The new generation of a bioabsorbable everolimus-eluting stent BVS (Abbott Vascular, Santa, Clara, CA) has shown no cardiac death and no restenosis at two years in 30 patients, and also no late stent thrombosis was recorded.94 The BVS has a bioabsorbable polylactic acid backbone with bioabsorbable polylactic acid coating that contains the antiproliferative drug evirolimus.94
Another alternative for the metallic backbone of the stent was found in magnesium. Magnesium, with antithrombotic, antiarrhythmic, and antiproliferative properties, is one of the first natural body components to be used as a basis for a bioabsorbable stent. Several experimental studies to evaluate the efficacy of a magnesium alloy stent degradable by biocorrosion have been performed. Heublein et al. described the use of a coronary stent prototype that consisted of the non-commercial magnesium-based alloy AE21 (contains 2% aluminum and 1% rare earth metals) with an expected 50% loss of mass within six months in 11 domestic pigs (see Figure 4). Quantitative angiography at follow-up showed a significant 40% loss of perfused lumen between 10 and 35 days caused by the loss of mechanical integrity of the stent.91 One year later, the use of a bioabsorbable magnesium-alloy-based stent with a controlled corrosion in 20 patients with critical limb ischemia was described. At nine months, a 90% vessel patency was observed.92 As a result of the successful FIM trial (n=5) by Erbel and colleagues, the enrollment in the larger worldwide Clinical Performance and Angiographic Results in Absorbable Metal Stents (PROGRESS-AMS) study has recently been completed.93 The four-month results showed a late loss of 1.08±-0.49 and an ischemia-driven TLR rate of 23.8%, which was similar to those reported with the use of BMS.

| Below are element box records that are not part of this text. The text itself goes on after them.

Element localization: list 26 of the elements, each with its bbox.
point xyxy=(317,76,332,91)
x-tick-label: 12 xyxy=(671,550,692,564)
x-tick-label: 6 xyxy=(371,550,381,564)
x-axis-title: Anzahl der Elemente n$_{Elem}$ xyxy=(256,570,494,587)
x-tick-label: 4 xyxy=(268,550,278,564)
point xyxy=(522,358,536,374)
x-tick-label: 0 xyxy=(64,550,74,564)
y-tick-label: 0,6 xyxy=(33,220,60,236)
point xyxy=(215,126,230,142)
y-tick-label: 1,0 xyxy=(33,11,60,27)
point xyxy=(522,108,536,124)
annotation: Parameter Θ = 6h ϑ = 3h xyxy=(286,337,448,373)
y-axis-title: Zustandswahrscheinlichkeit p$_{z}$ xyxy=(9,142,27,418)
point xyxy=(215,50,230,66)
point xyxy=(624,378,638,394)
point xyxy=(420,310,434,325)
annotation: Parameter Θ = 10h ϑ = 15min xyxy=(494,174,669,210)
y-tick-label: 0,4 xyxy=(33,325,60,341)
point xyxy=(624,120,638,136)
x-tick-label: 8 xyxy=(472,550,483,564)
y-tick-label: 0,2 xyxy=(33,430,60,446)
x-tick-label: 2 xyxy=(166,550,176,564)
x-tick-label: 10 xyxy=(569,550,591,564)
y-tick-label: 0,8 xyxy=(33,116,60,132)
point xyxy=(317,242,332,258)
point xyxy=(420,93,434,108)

Recently, reservoir technology was used in the NEVO™ sirolimus-eluting stent (Cordis). The theoretical principle is to have the drug released from these reservoirs as opposed to coating the entire stent with the drug. By doing so 70% of the stent will remain bare-metal and within three months after full drug release will be 100% bare-metal. The results of the first trial (NEVO RES-1 study) comparing this technology with the paclitaxel-coated Liberte stent, presented at Euro PCR 2009, showed that at six months late loss was significantly lower in the NEVO stent arm (0.13 versus 0.36; p<0/001). However, this did not translate into a significant difference in TLR rate.
DES are effective in reducing the need for repeat revascularization. However, as with any new medical device, there are still unresolved issues regarding the platform, the drug kinetics, and the drug carrier. These are currently under development and we may be in for a new generation of platforms that will probably be bioabsorable and double-coated to enhance endothelialization and, at the same time, inhibit new intimal hyperplasia with a drug that is safe and carried by a non-toxic polymer. These new developments in safety must be meticulously scrutinized before being introduced into interventional cardiology.